馬鹿野郎と天才姉貴
「ってことがあったから、災天高校入学のために勉強を見てほしいんだけど、いいかな?」
「はっはっは! 勉強ってのぁ0歳でも99歳でもすべきだから教えるのはやぶさかでもない。しかしお姉ちゃんとしてお前の覚悟に一言言わしてもらうと、合格はほぼ無理だと思うぜ! 色んな意味で!」
不猿の決断を気持ちのいい笑顔で一蹴したのは、彼の1つ年上の姉、聡憂優。災天高校の現一年生である。学校指定の紺色をベースとした冬用セーラー服を着用し、その上から燃え上がる深紅のエプロンを着用している。腰に結ばれたエプロンのリボンは、さながらプロミネンスのようだった。
そんな優は、今晩の出来内家の夕食であるカレーライスを二人分配膳した。料理用に束ねていたポニーテールをほどくと、不猿が電車で見た女子中学生に負けず劣らずの綺麗な長髪が翻った。そして不猿に向かい合うようテーブルにつき、手を合わせて「いただきます」とあいさつする。これらの所作がとても丁寧で無駄のない動きなため、優がおしとやかで華を愛でるような慎ましい女の子に見えるかもしれない。が、第一声から分かるように、彼女の性格は嵐をも笑い飛ばすものだった。
「姉貴も行けたんなら、俺も行けるかもしれないだろうが! 何で無理なんて言うんだよ」
「おいおい無理とは言ってないだろ、ほぼ無理って言ったんだ。私にかかればお前の学力くらいガンガン上げられらぁ!」
と、男らしい胸にポンと右の拳をたたく。その手には真っ白な手袋が着用されていた。彼女の両手袋はかつて事故に遭った時の怪我を隠すものらしいのだが、そんな過去は既に乗り越えた過去でしかないと言わんばかりの頼もしさが、優の立ち居振る舞いはあった。

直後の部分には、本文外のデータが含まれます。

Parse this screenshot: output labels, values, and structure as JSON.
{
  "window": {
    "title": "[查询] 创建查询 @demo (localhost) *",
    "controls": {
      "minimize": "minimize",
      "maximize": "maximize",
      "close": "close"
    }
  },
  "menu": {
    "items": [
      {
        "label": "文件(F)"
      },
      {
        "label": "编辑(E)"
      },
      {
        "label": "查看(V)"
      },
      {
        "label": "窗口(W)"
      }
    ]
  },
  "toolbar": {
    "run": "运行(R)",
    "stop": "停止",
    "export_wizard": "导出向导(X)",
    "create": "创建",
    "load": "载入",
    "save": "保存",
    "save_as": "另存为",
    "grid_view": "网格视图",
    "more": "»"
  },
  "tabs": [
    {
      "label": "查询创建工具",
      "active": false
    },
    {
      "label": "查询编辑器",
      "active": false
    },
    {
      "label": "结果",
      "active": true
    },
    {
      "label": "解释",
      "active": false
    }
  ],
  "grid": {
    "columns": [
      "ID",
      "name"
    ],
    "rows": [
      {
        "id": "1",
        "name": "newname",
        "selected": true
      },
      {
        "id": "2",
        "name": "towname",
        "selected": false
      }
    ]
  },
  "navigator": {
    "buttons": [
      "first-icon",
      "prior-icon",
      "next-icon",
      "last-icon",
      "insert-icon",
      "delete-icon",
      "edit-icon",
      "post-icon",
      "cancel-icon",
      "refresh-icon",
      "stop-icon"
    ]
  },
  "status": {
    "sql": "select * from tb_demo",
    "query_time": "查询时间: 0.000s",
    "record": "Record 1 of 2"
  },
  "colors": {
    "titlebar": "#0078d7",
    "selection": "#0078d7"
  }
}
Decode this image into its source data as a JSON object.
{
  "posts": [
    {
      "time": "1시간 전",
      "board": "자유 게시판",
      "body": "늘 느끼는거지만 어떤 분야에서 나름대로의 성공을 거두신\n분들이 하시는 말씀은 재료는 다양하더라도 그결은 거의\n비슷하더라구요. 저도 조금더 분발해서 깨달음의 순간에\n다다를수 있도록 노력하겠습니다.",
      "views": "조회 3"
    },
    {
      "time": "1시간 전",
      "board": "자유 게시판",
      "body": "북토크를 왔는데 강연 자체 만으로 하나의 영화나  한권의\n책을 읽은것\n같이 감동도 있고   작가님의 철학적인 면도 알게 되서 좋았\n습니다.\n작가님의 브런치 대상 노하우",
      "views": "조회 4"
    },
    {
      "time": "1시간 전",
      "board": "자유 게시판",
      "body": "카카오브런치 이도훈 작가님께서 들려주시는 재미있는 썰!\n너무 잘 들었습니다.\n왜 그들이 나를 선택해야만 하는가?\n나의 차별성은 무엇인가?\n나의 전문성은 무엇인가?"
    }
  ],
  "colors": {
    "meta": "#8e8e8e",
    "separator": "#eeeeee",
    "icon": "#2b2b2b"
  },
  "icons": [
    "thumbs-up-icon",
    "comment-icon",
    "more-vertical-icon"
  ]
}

「だがそれ以前にストーカーは良くないだろ普通にキモイぞ」
笑顔を一瞬で真顔に戻したと思ったら、右手の人差し指を不猿に指し断言する。流石に自覚があったのか、うぐっと、まるで刺された指の先から弾丸が放たれたように呼吸が一瞬停止した。そしてなんとか釈明しようと言葉を探し、思いつく限り陳列させる。
「ほ、ほらあの、それくらい好きになったってことだよ、愛は止められないんだって、ほら、俺って世界の中心だからさ」
「いくら地球が丸いからって自分を中心だと断言するとは大きく出たもんだ、ちゅーしたいくらいだ。だがそれは本当の愛なのか? その場限りの気持ちでしかないんじゃないのか?」
「何を!? 今回の俺は本気の本気だ! 超が百億兆個あるくらい本気だ!」
不猿は自身の一目ぼれを軽んじられたと思ったのか、スプーンを置いて顔をムスっと縮こまらせた。
「そうか! そりゃ超本気ってこったな」
優はそんな不猿を軽やかに笑ってあしらうと、スプーンを置いてギロっと笑い、不猿に向き直った。
「好きな女のケツを追いたい大いに結構。だがそのためには相応の代償を支払う覚悟が必要だ。やれんだな?」
薄暗い優の試すような笑みを見て、不猿も負けじと笑い返して見せた。
「おうよ! やってやらぁ!」
「流石は私の弟だ! 泣きべそ弱音は今のうちに吐いとけよ! 出したい時に出ねぇようにな」
「姉貴はいつまで俺を弱虫扱いするんだよ。俺はもう今までの俺じゃねーんだ!」
と、不猿の息巻いている様子を優は温かい目で見ていたのだが、彼女はそこで少し違和感を覚えた。確かにいつも馬鹿でアホな弟はこうして無駄な虚勢を張ったりしては返り討ちに遭うような人生を送ってきた。その都度ひょっこりと立ち直っている不猿だったのだが、今日の様子はいつもと具合が違う。「今までの俺じゃない」とは、どういう意味なのか。
その優の違和感はすぐに判明した。さっきまで温かかった彼女の目が一気に冷え込む。そんな優の様子など知る由もない不猿は、自慢げに自身の右手の甲を見せるのだった。
正確には、その手の甲にできた、星形の痣を。